多くのフィルタや高度なブレンドモードなど、一部の視覚効果では、2 つ以上のクワッドを中間テクスチャに描画する必要があります。次に、中間テクスチャが GPU(または別の中間テクスチャ)のデスティネーション バッファに描画され、視覚効果が同時に適用されます。そのために、コンポジタ フレームには実際にレンダリング パスのリストが含まれています。ルート レンダリング パスは常に存在し、最後に描画され、そのデスティネーションがフレーム バッファに対応します(他にもルート レンダリング パスが存在する場合があります)。

「レンダリング パス」は、複数のレンダリング パスが存在する可能性があることから始まります。各パスは GPU 上で複数の「パス」で順次実行する必要がありますが、1 つのパスは単一の超並列 GPU 計算で完了できます。

集計

複数のコンポジタ フレームが Viz に送信され、一緒に画面に描画する必要があります。これは、それらを単一の集約コンポジタ フレームに変換する集約フェーズによって実現されます。集計では、サーフェス ドロー クワッドが、指定したコンポジタ フレームに置き換えられます。また、これは不要な中間テクスチャや画面外にあるコンテンツを最適化する機会でもあります。 たとえば多くの場合、サイト分離 iframe のコンポジタ フレームは独自の中間テクスチャを必要とせず、適切な描画クワッドを使用してフレーム バッファに直接描画できます。集約フェーズでは、こうした最適化を見つけ出し、個々のレンダリング コンポジタではアクセスできないグローバルな知識に基づいて適用します。

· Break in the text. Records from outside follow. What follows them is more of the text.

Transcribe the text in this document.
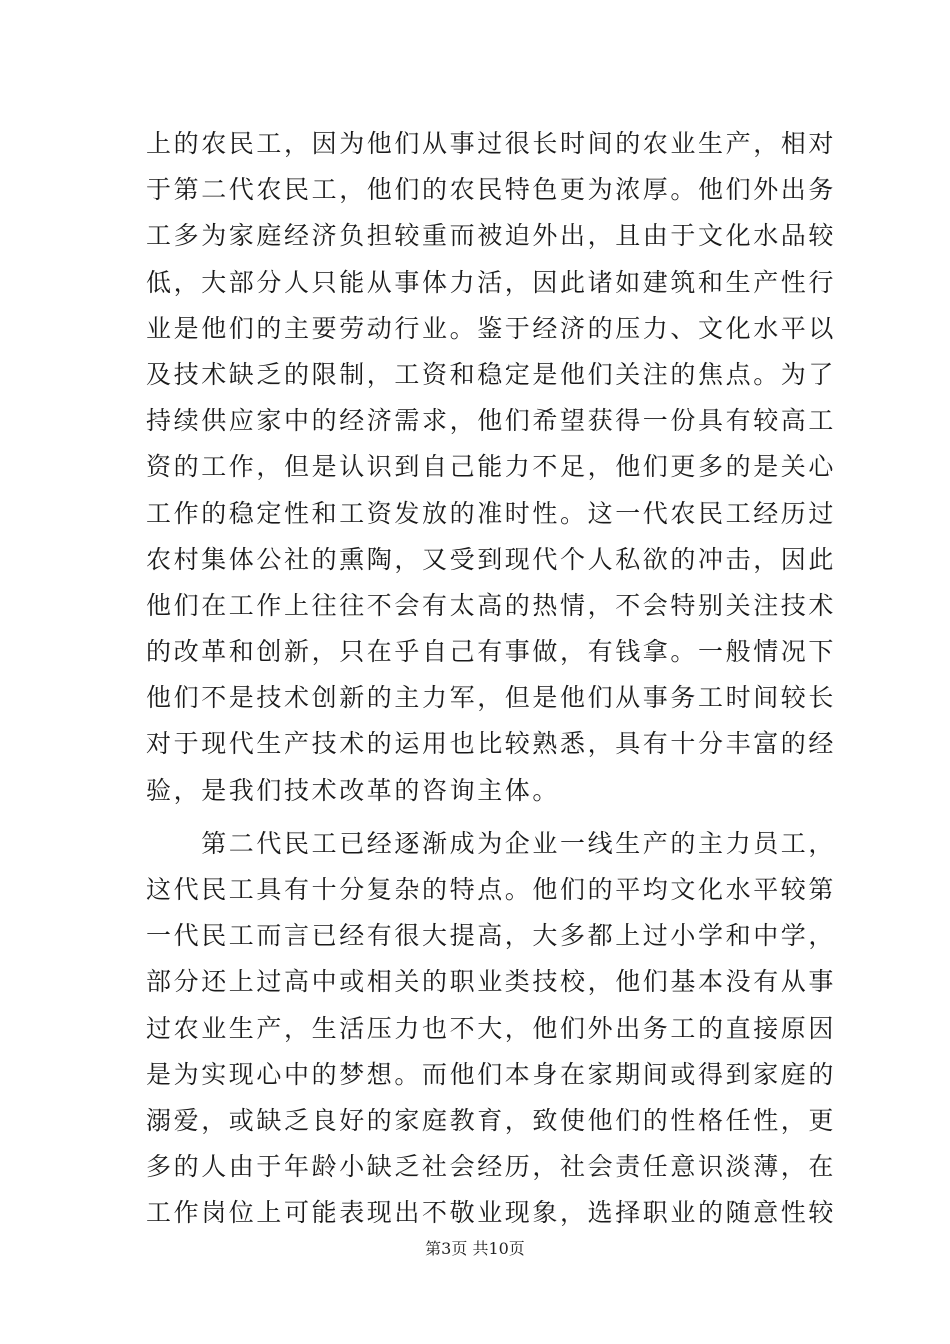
上的农民工，因为他们从事过很长时间的农业生产，相对
于第二代农民工，他们的农民特色更为浓厚。他们外出务
工多为家庭经济负担较重而被迫外出，且由于文化水品较
低，大部分人只能从事体力活，因此诸如建筑和生产性行
业是他们的主要劳动行业。鉴于经济的压力、文化水平以
及技术缺乏的限制，工资和稳定是他们关注的焦点。为了
持续供应家中的经济需求，他们希望获得一份具有较高工
资的工作，但是认识到自己能力不足，他们更多的是关心
工作的稳定性和工资发放的准时性。这一代农民工经历过
农村集体公社的熏陶，又受到现代个人私欲的冲击，因此
他们在工作上往往不会有太高的热情，不会特别关注技术
的改革和创新，只在乎自己有事做，有钱拿。一般情况下
他们不是技术创新的主力军，但是他们从事务工时间较长
对于现代生产技术的运用也比较熟悉，具有十分丰富的经
验，是我们技术改革的咨询主体。
　　第二代民工已经逐渐成为企业一线生产的主力员工，
这代民工具有十分复杂的特点。他们的平均文化水平较第
一代民工而言已经有很大提高，大多都上过小学和中学，
部分还上过高中或相关的职业类技校，他们基本没有从事
过农业生产，生活压力也不大，他们外出务工的直接原因
是为实现心中的梦想。而他们本身在家期间或得到家庭的
溺爱，或缺乏良好的家庭教育，致使他们的性格任性，更
多的人由于年龄小缺乏社会经历，社会责任意识淡薄，在
工作岗位上可能表现出不敬业现象，选择职业的随意性较
第3页 共10页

以下は、この投稿の冒頭で取り上げた例を表す実際のコンポジタ フレームです。

  • foo.com/index.html サーフェス: id=0
    • Render pass 0: 出力に描画します。
      • レンダリング パスの描画クワッド: 3 ピクセルのぼかしで描画し、レンダリング パス 0 にクリップします。
        • レンダリング パス 1:
          • #one iframe のタイル コンテンツのクワッドを描画し、それぞれに x 位置と y 位置を指定します。
      • サーフェス描画クワッド: ID 2、スケールと変換変換で描画。
  • ブラウザの UI サーフェス: ID=1
    • Render pass 0: 出力に描画します。
      • ブラウザ UI のクワッドを描画(タイル表示も可能)
  • bar.com/index.html サーフェス: ID=2
    • Render pass 0: 出力に描画します。
      • #two iframe のコンテンツに x 位置と y 位置があるクワッドを描画します。

おわりに

ご精読ありがとうございました。 前の 2 回の投稿とあわせて RenderingNG の概要は終了です次は、レンダリング パイプラインの多くのサブコンポーネントにおける課題とテクノロジーを、最初から最後まで深く掘り下げます。近日中に対応する予定です。